Saate baktığımda 20:00 olduğunu gördüm. Daha akşama yarım saat vardı. Ben de anca hazırlanırım diye ne giyeceğimi bakmaya başladım. Sade ama bir o kadarda güzel olan dizimin üstünde straplez bordo bir elbise seçtim. Üzerime geçirdiğimde sanki bir az kısa olmuştu. Hatta çok kısaydı. Sorun olmayacağını düşündüm ve saçımın uçlarını maşayla hafif dalgalandırdım. Makyajımı da çok abartılı olmayacak şekilde yaptıktan sonra beyaz sittelottalarımı da ayağına geçirdim. Aşağıdan zilin sesini duyunca babamın ve misafirlerin geldiğini anladım. Aşağıya inerken sittelottalarımın sesi merdivenlerde yankılanıyordu.
Son basamağı da indiğimde karşımızda gelen misafirleri gördüm. Hemen hemen babamın yaşlarında bir kadın ve yine benim yaşlarımda olan ultra yakışıklı bir erkek duruyordu. Aman allahım o ne öyle!
Kadın beni farkettmişti ve muhtemelen beni süzüyordu. Ama erkek telefonuna bakıp bir şeyler yapıyordu. Ve kaşları çatılmıştı. Muhtemelen kadının oğluydu.
Babam kadına gülümseyerek bize baktı." ben sizi tanıştırayım. Ceydacığım bu Masal benim kızım. Kızım bu da Ceyda, müstakbel karım senin de annen."

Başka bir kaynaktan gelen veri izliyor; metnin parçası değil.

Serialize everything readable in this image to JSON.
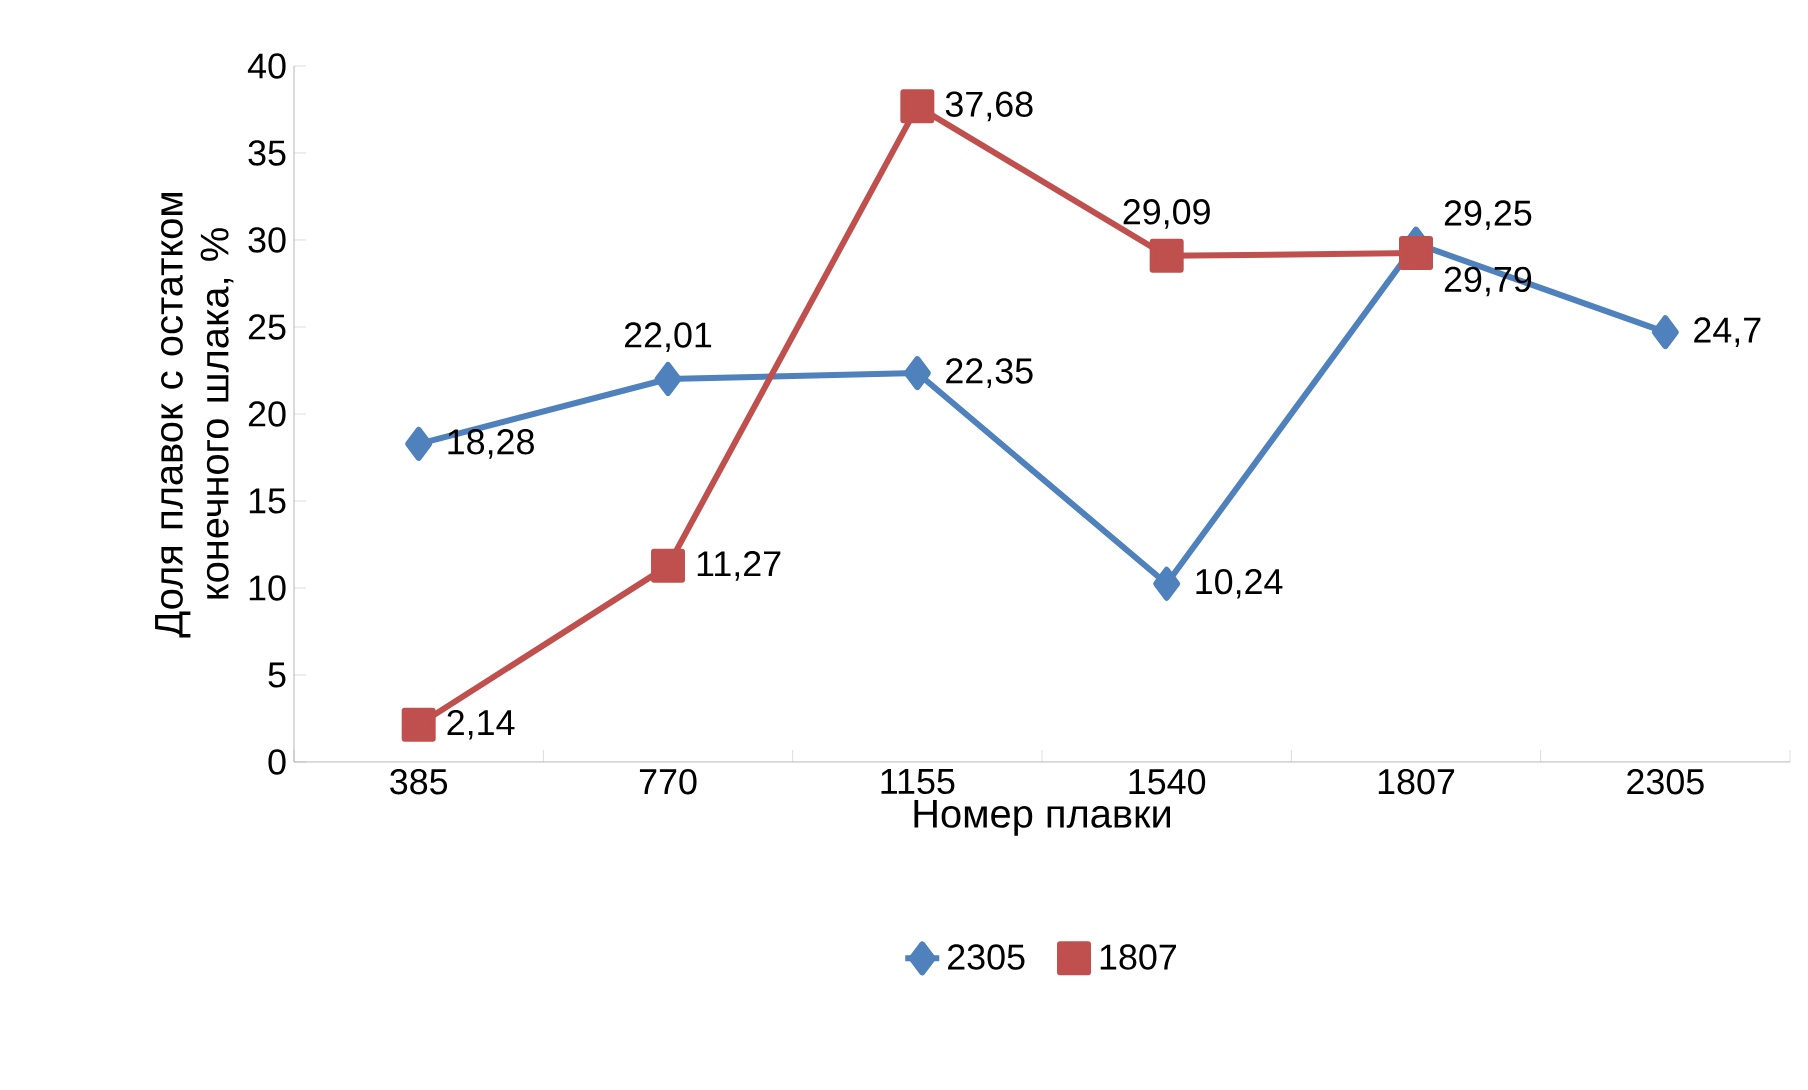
{
  "chart_data": {
    "type": "line",
    "xlabel": "Номер плавки",
    "ylabel": "Доля плавок с остатком конечного шлака, %",
    "categories": [
      "385",
      "770",
      "1155",
      "1540",
      "1807",
      "2305"
    ],
    "series": [
      {
        "name": "2305",
        "color": "#4f81bd",
        "marker": "diamond",
        "values": [
          18.28,
          22.01,
          22.35,
          10.24,
          29.79,
          24.7
        ],
        "value_labels": [
          "18,28",
          "22,01",
          "22,35",
          "10,24",
          "29,79",
          "24,7"
        ]
      },
      {
        "name": "1807",
        "color": "#c0504d",
        "marker": "square",
        "values": [
          2.14,
          11.27,
          37.68,
          29.09,
          29.25,
          null
        ],
        "value_labels": [
          "2,14",
          "11,27",
          "37,68",
          "29,09",
          "29,25",
          null
        ]
      }
    ],
    "ylim": [
      0,
      40
    ],
    "yticks": [
      0,
      5,
      10,
      15,
      20,
      25,
      30,
      35,
      40
    ],
    "grid": false,
    "legend": "bottom"
  }
}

Arkadaki yakışıklıyı da gösterek
"Bu da Rüzgar senin abin"
Ne !!!ne demişti o müstakbel annen ve abin mi? Bu adam kesin kafayı yemiş olmalı. Ya da ben rüya falan görüyordum. Çünkü böyle bir şey olamazdı. Benim annem yoktu. Üvey annem hiç olamazdı. Bir de bu yetmiyormuş gibi abi çıkmıştı başımıza.
Ben sinirle kaşlarımı çatarken abi olacak şahıs hatta adı neydi. Rüzgar olacak kişi telefonunu bırakmış sırıtarak beni süzüyordu. Pislik bu bu gerçek olamazdı ya. Sinirle gözleri mi yumdum ve arkamı döndüm. Parmaklarımı saçlarıma geçirdim.
Aniden gelen sinirle arkamı dönüp bağırmaya başladım.